Since I had to go thru some weird details to get this working and from what I saw its not a direct approach for a Mac OS Lion user, here is what I found in case anyone get stuck as much as I did for what seem a simple one line task.

  1. First and before anything, you might want to check if you have graphviz and gv, as mentioned on my original question you will, if you fall under the same situation as I did, have clang complaining at you about graphviz or gv. While graphviz is relatively easy to find just using google, gv didn't seem to me because it was missing its first name on their official website, that is GNU gv.

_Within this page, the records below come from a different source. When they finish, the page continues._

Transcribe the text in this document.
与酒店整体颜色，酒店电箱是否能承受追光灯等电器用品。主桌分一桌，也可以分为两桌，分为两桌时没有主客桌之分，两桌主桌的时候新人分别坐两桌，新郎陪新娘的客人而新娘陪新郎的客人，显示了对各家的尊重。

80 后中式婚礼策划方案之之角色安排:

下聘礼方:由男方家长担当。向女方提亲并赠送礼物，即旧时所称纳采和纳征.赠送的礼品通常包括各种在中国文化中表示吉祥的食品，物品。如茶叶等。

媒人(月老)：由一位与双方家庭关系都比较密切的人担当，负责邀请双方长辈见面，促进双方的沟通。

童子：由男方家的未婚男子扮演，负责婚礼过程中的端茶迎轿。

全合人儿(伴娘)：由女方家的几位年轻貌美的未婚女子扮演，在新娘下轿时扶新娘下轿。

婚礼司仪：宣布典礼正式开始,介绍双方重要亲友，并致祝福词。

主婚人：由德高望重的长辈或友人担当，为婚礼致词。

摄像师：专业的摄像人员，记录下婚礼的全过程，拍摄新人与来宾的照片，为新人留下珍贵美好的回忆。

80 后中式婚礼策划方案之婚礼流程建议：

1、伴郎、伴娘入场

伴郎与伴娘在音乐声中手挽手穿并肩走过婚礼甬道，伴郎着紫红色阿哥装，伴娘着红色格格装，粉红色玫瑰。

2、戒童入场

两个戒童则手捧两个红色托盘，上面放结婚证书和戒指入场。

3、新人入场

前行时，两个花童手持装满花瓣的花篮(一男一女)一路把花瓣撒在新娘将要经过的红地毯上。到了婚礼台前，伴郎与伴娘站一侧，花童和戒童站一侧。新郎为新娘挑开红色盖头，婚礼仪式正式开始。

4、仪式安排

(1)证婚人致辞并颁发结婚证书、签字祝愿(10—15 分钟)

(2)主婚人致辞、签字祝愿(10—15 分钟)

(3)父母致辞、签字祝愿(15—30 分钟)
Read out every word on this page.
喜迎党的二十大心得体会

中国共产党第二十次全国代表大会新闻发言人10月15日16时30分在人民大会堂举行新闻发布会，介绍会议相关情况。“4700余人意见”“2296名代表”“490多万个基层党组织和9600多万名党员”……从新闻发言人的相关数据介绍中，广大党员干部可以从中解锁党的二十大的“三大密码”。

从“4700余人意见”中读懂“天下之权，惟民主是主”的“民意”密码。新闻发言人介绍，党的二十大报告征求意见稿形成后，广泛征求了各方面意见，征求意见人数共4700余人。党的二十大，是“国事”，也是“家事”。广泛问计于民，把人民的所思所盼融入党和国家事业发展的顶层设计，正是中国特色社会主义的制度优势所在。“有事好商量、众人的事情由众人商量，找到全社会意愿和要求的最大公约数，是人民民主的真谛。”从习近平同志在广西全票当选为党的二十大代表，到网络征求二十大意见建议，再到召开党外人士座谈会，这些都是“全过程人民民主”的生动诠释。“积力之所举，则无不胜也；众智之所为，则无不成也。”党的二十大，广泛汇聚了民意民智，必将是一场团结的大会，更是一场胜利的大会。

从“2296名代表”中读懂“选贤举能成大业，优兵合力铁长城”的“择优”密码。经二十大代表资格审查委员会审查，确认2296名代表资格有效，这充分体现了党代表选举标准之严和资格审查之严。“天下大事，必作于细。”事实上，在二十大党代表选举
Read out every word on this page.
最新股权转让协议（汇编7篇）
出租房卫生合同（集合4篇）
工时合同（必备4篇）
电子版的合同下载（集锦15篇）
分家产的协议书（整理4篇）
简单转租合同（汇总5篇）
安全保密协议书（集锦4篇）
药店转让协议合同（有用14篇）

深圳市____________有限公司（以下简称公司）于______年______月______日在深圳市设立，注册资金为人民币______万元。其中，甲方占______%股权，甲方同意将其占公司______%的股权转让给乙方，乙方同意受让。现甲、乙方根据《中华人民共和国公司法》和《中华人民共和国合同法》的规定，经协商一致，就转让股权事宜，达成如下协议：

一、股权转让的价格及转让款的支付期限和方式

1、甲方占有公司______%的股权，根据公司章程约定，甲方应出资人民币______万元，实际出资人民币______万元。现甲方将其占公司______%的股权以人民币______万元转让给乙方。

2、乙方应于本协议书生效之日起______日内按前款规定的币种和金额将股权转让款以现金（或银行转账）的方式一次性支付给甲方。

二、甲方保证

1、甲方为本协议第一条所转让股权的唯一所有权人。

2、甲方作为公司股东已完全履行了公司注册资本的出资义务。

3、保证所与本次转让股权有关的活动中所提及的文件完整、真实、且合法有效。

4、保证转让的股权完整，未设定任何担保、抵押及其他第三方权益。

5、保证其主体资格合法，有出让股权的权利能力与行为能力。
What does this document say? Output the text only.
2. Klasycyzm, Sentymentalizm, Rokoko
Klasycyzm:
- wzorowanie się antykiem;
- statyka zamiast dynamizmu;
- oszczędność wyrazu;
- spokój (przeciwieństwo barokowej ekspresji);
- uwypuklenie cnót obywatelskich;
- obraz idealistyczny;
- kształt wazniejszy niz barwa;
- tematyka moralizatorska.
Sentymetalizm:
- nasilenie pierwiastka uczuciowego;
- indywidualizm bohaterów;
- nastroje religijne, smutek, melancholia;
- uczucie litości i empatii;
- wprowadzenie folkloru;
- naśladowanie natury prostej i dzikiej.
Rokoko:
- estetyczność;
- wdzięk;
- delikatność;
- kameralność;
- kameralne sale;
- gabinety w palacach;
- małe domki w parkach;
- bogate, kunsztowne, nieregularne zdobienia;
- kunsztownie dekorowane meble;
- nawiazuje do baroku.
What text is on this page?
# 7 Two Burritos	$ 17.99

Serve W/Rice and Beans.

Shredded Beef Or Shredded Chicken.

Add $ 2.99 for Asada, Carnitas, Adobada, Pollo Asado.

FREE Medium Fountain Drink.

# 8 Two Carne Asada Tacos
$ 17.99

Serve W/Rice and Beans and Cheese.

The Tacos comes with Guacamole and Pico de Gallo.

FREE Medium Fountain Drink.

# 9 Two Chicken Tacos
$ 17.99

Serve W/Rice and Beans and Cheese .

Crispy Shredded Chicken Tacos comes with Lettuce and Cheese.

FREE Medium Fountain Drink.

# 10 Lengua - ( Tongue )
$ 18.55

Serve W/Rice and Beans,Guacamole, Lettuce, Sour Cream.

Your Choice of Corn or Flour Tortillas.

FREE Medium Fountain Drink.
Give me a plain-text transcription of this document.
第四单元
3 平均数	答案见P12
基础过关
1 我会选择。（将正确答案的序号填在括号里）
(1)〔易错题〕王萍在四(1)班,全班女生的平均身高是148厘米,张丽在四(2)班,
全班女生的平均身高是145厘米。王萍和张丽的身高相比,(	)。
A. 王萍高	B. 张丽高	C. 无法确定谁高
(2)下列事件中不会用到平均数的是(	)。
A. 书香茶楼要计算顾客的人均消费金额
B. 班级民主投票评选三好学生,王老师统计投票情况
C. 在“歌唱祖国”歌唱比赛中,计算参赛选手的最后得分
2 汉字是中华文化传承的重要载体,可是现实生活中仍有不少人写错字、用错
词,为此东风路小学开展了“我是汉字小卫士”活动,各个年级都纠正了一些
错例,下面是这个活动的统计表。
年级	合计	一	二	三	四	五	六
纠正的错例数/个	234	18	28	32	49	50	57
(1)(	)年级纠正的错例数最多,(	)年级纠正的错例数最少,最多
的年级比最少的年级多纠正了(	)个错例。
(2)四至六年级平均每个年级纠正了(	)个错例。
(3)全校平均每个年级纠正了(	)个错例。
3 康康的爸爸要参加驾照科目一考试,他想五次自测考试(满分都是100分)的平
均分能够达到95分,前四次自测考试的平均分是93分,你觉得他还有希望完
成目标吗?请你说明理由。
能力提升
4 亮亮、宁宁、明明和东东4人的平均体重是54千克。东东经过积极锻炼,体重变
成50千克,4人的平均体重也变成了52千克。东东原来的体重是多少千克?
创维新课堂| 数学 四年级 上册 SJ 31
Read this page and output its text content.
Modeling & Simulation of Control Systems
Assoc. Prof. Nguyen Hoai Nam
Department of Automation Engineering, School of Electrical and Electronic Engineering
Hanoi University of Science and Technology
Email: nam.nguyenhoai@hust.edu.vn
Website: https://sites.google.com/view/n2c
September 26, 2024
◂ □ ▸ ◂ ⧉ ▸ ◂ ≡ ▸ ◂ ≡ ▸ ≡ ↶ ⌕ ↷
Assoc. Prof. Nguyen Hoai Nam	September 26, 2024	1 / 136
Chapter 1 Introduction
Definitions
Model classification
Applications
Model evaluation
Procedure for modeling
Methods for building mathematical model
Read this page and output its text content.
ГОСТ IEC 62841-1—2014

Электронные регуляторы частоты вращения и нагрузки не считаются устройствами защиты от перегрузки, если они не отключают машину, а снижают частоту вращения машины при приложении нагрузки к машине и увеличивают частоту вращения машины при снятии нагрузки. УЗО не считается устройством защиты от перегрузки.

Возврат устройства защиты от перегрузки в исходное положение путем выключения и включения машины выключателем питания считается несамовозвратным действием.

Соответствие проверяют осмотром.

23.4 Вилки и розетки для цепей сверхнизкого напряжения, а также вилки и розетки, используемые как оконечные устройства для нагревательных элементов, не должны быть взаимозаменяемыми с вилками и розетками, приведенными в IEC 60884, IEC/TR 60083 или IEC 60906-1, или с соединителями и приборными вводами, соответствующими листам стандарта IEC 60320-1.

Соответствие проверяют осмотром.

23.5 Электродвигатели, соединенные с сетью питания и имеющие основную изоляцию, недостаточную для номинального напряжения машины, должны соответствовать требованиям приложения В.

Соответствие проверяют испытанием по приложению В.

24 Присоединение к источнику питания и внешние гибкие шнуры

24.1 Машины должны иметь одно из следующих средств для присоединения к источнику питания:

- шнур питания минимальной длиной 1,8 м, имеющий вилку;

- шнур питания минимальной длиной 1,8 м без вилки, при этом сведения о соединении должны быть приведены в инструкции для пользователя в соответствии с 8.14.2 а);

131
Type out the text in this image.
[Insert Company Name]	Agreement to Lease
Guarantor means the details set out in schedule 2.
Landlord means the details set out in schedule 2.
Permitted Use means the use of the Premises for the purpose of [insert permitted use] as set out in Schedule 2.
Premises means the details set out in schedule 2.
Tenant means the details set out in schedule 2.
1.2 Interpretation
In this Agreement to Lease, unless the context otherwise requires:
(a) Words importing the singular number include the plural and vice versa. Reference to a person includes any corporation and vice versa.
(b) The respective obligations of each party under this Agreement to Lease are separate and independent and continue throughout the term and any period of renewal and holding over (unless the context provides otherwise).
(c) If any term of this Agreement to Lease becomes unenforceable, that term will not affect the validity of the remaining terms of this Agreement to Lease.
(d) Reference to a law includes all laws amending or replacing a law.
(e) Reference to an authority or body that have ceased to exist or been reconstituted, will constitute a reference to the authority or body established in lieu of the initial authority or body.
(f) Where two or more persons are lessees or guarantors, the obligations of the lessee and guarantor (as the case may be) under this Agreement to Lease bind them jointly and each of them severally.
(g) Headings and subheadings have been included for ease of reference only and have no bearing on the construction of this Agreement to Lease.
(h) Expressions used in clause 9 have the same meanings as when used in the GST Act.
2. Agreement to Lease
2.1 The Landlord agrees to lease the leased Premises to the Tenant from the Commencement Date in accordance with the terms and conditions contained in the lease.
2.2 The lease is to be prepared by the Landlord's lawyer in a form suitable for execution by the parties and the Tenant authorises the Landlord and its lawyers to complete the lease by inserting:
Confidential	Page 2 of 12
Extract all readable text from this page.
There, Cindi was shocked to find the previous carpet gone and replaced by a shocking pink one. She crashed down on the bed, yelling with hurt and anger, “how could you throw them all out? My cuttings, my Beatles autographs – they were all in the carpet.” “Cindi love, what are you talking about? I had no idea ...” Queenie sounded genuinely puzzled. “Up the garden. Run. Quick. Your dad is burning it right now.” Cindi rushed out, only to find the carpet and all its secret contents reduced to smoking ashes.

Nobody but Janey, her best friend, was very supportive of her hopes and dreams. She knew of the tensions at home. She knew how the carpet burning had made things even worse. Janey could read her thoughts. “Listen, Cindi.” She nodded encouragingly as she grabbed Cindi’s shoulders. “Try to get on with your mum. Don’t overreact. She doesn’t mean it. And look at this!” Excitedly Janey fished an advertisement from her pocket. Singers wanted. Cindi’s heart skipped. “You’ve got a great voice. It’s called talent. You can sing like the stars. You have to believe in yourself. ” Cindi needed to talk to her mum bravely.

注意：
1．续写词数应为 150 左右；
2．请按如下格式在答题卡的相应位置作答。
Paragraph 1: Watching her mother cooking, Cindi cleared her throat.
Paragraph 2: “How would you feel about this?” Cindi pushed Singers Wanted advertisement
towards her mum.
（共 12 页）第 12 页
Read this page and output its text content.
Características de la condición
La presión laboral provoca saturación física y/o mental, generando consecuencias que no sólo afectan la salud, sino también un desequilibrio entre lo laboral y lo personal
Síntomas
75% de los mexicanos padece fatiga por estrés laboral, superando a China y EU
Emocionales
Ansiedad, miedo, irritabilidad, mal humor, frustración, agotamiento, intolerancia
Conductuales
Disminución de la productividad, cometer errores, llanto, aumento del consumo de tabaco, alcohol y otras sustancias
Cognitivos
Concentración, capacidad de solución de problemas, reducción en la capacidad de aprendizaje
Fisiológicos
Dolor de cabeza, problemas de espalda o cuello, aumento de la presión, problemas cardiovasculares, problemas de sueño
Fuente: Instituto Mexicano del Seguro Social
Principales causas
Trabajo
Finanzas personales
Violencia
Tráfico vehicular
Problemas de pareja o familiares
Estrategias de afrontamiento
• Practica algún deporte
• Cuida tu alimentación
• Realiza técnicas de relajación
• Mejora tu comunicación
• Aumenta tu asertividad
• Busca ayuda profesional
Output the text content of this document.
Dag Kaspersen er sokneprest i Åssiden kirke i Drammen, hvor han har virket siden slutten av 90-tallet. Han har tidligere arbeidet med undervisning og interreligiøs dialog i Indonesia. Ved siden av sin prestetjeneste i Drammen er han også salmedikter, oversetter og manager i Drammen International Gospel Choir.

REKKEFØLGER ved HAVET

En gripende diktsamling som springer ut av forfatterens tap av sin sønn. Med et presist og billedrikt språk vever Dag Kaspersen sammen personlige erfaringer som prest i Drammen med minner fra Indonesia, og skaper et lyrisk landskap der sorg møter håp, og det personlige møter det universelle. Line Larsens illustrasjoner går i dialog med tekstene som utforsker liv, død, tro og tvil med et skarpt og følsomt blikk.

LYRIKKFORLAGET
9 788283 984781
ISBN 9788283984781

  2. You should get graphviz installed without much headache, but gv might not. It complains about a dependency called Xaw3d. Their website contains a not so up to date version (2003) but thats what will do. If you are as unfortunate as me, you will find out the download is broken. Luckily enough a friend pointed me to this website from MIT of someone who had to deal with this so saved me a lot of time. It is very recent (may,2012) at the point I am answering this so it should work for you too. I am posting here what I actually used just in case that page goes down:

  3. Get the zip or tar version of gv.

  4. Avoid the pkg-config utility by running:

$ ./configure X11_CFLAGS='-I/usr/X11/include/X11' X11_LIBS='-L/usr/X11/lib -lX11 -lXext -lXmu -lXt'

while inside the ibXaw3d-1.6 directory on your console.

Followed by:

make

sudo make install

make clean

With that done go back and install gv, if it doesnt works change their code that was also bugged for me (lacking few parameters on a line that makes it impossible to get the installation done) as the MIT page mentions:

Change on Scrollbar.c:

(*swclass->threeD_class.shadowdraw) (w, event, region, FALSE);

to

(*swclass->threeD_class.shadowdraw) (w, event, region, sbw->threeD.relief, FALSE);

On MAC it will also complain about zombie process if the following is not run so just in case as the author also suggests get the configure done this way:

./configure --x-includes=/usr/X11/include/X11 --x-libraries=/usr/X11/lib --enable-SIGCHLD-fallback

And finally gv should be usable if you run $gb whatever.ps. In case you are wondering, that is one of its use, open .ps if not all of it (I didn't bother looking much on it since it was not the original purpose).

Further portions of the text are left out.